RENATO SALVATORI, "POVERO" DIMENTICATO
Dalla Versilia a Roma, dalla fama della "dolce vita" all'oblio. Ancora oggi, sul volto di Renato Salvatori è calato un velo. Quello dell'ingratitudine e della dimenticanza. Avrebbe compiuto novant'anni - nacque a Seravezza, in provincia di Lucca, il 20 marzo 1934 -, ma per la maggior parte del pubblico sarebbe rimasto ancora il fascinoso "bulletto" di Piazza Navona, perduto dietro le "curve" di Marisa Allasio, contesa con l'amico fraterno Maurizio Arena. Grazie a Dino Risi e alla trilogia di "Poveri ma belli", Renato Salvatori raggiunse la popolarità nazionale nei panni di un ragazzotto romano in apparenza "spaccone" ma in realtà profondamente ingenuo e di cuore.

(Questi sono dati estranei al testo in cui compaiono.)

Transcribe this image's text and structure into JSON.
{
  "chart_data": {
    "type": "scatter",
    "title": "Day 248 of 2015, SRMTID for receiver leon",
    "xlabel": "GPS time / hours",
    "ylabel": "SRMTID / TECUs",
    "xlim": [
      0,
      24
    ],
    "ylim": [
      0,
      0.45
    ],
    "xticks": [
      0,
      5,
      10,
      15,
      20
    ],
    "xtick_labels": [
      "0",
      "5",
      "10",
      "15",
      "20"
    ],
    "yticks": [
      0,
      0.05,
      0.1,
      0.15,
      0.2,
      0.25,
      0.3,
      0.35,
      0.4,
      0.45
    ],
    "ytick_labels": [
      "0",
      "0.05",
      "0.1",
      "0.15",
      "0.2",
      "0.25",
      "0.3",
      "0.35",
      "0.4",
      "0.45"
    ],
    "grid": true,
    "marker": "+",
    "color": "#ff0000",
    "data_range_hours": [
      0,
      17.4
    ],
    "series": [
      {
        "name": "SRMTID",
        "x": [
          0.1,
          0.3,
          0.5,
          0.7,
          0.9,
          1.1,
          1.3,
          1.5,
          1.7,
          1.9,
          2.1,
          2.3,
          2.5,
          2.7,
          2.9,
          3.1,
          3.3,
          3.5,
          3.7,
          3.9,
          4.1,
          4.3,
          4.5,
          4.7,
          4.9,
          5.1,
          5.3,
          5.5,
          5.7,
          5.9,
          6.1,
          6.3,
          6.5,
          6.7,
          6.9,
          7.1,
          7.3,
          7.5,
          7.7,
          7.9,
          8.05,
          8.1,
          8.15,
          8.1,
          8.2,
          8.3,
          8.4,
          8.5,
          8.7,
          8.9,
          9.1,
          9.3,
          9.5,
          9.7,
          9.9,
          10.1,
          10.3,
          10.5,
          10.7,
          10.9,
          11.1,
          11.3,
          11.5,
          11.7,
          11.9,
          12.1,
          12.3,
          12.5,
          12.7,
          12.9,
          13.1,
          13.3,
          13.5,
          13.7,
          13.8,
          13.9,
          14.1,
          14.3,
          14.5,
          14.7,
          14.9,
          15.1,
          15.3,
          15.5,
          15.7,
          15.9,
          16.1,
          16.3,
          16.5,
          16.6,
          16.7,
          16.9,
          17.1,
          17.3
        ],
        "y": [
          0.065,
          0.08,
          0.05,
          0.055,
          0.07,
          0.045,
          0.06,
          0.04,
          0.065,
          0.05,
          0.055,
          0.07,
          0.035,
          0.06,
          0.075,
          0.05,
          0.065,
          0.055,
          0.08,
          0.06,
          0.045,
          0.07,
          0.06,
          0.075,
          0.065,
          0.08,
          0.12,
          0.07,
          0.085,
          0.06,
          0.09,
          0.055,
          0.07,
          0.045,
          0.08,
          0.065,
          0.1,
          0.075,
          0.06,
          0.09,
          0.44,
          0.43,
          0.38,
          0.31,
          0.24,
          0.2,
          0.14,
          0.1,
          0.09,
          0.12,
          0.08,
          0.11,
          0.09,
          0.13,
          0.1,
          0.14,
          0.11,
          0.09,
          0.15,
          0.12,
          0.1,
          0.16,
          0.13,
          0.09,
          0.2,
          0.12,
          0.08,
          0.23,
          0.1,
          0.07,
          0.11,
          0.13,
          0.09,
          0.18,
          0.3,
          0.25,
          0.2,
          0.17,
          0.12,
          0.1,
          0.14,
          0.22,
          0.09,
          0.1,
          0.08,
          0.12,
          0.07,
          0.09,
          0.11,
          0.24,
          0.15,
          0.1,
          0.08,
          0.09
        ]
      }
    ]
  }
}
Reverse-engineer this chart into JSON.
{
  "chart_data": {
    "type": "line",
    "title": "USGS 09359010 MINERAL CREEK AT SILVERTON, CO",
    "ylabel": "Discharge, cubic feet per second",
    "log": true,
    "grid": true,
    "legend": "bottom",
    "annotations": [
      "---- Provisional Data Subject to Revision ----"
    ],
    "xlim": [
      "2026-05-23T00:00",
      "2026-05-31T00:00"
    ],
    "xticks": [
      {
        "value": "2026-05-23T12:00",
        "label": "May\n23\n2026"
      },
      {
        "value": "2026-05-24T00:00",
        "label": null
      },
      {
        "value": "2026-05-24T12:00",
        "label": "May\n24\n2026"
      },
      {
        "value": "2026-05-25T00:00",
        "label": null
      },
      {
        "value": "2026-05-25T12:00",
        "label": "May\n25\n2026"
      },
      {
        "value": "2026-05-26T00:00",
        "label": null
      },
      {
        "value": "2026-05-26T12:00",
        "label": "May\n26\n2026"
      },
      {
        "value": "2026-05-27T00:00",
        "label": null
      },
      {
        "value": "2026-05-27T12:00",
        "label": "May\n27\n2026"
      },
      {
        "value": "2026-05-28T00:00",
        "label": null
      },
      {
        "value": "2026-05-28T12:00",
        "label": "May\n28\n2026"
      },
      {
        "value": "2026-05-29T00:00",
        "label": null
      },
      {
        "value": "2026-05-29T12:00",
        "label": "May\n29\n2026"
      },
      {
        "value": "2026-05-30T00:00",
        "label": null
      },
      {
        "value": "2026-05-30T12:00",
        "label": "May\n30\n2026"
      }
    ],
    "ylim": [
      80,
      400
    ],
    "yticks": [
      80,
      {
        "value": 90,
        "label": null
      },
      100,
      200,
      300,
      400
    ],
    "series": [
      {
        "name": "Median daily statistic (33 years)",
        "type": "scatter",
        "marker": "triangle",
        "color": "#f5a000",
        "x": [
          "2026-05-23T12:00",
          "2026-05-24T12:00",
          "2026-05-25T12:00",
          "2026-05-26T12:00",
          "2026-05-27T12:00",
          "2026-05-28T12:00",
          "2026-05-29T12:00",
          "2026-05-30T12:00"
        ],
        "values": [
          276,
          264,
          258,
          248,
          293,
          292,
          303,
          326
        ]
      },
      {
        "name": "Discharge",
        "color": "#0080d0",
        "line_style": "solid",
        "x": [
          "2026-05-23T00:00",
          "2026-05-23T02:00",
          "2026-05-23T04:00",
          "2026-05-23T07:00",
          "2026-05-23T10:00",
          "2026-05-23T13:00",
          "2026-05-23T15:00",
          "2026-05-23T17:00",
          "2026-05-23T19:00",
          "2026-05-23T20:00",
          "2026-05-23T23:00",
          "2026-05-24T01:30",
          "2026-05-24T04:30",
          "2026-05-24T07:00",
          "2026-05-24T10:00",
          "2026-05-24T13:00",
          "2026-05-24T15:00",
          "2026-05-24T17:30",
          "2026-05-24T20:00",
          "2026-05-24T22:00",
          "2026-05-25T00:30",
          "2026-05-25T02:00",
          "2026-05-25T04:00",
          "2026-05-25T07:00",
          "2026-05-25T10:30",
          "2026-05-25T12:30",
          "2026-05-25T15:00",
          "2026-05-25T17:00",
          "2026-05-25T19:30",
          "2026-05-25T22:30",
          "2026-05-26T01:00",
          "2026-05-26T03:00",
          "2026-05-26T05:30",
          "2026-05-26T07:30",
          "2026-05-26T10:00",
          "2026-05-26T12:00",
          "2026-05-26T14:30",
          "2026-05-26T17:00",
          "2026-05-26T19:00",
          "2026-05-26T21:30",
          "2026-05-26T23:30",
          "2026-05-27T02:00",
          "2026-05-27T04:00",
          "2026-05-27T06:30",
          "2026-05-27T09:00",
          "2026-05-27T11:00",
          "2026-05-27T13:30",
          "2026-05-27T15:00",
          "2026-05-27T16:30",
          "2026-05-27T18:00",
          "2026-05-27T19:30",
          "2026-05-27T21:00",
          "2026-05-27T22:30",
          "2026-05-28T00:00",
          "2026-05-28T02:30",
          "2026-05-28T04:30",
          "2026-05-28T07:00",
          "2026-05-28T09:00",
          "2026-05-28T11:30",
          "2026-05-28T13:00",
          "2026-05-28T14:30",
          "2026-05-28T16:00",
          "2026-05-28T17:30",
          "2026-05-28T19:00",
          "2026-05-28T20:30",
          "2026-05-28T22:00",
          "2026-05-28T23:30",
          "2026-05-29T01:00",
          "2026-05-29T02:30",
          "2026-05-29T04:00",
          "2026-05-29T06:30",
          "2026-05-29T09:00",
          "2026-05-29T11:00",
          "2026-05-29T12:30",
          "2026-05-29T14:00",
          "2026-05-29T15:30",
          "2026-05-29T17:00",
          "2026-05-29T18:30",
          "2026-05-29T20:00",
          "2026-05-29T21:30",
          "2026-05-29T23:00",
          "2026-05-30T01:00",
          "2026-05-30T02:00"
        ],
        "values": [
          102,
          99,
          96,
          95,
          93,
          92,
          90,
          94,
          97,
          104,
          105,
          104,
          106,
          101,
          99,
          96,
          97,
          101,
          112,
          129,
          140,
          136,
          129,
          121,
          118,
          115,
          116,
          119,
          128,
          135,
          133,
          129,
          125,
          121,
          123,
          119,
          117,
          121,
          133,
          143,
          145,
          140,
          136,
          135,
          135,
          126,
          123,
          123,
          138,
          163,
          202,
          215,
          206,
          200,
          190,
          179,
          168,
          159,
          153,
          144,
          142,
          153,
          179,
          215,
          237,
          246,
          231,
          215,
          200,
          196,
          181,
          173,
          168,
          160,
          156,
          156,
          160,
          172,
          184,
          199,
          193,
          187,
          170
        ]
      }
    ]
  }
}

Nei panni di bagnino del "Ciriola", lo stabilimento galleggiante sul Tevere ormeggiato all'ombra di Ponte Sant'Angelo, Salvatori rivisse se stesso quando era soltanto Giuseppe (questo il suo vero nome), bagnino a Forte dei Marmi. Proprio lì, venne scoperto da Luciano Emmer e portato a Roma, nel 1952, dove esordì accanto a Lucia Bosè ne "Le ragazze di piazza di Spagna". Solo quattro anni dopo, la trilogia di Risi e l'inizio di una carriera che sembrava destinata a non finire mai, come per tanti giovani della Roma cinematografica di fine anni '50.
Alto, biondo, prestante, di bell'aspetto, Renato Salvatori prese parte a numerose commedie di costume, passando da "Io, mammeta e tu" di Bragaglia, con Domenico Modugno e Rossella Como, a "La nonna Sabella" di Risi, con Sylva Koscina e Tina Pica, fino ad arrivare a "I soliti ignoti" di Monicelli, nei panni di Mario, membro dello sgangherato club di scassinatori capitanato da Vittorio Gassman. E che la "stoffa" dell'attore l'avesse, lo dimostrano soprattutto pellicole drammatiche, con cui iniziò a misurarsi fin da subito.
In alto, Renato Salvatori con Marcello Mastroianni ne "I soliti ignoti" (1958) di Monicelli. In basso, con Rossella Como in "Io, mammeta e tu" (1958) di Carlo Ludovico Bragaglia. |
"I magliari" di Rosi, "Vento del Sud" di Enzo Provenzale, "Era notte a Roma" di Rossellini , ma soprattutto "Rocco e i suoi fratelli" di Visconti, accanto all'amico Alain Delon e alla futura moglie Annie Girardot (che gli diede una figlia, Giulia).
In alto, Renato Salvatori e Belinda Lee ne "I magliari" (1958) di Francesco Rosi. In basso, Salvatori con Alain Delon in "Rocco e i suoi fratelli" (1960) di Luchino Visconti. |
Ciononostante, già a metà anni '60, Renato Salvatori vide diradare le sue occasioni lavorative, pur continuando a recitare, sia in Italia che in Francia (sostenuto da Alain Delon). Elio Petri, Florestano Vancini (che gli aveva dato il ruolo del terribile bandito bolognese ne "La banda Casaroli", nel 1962), tra film inchiesta e poliziotteschi, videro un maturo, appesantito e stempiato Salvatori impegnato in ruoli di contorno, disegnati comunque con maestria. Renato Salvatori cominciò a calarsi nell'oblio, lontano dalla "dolce vita" che lo aveva visto emergere per successi e scandali (come l'aggressione all'attrice Rossella Falk, di cui si era invaghito). Cadde vittima dell'alcol, visse anni complicati, ma alla fine, con una nuova compagna (Danka Schroeder) e un secondo figlio (Nils), Renato Salvatori aveva ricominciato a vivere. Militava nel Partito socialista, era responsabile delle relazioni esterne per il Ministro del Tesoro Signorile, ma era ormai troppo tardi. Il 27 marzo 1988, ad appena cinquantacinque anni, Renato Salvatori fu vinto dalla cirrosi epatica, andandosene via in punta di piedi. Una fine ingiusta, per un attore dal bel volto e dalle grandi qualità, nato "povero ma bello" e morto "povero e dimenticato".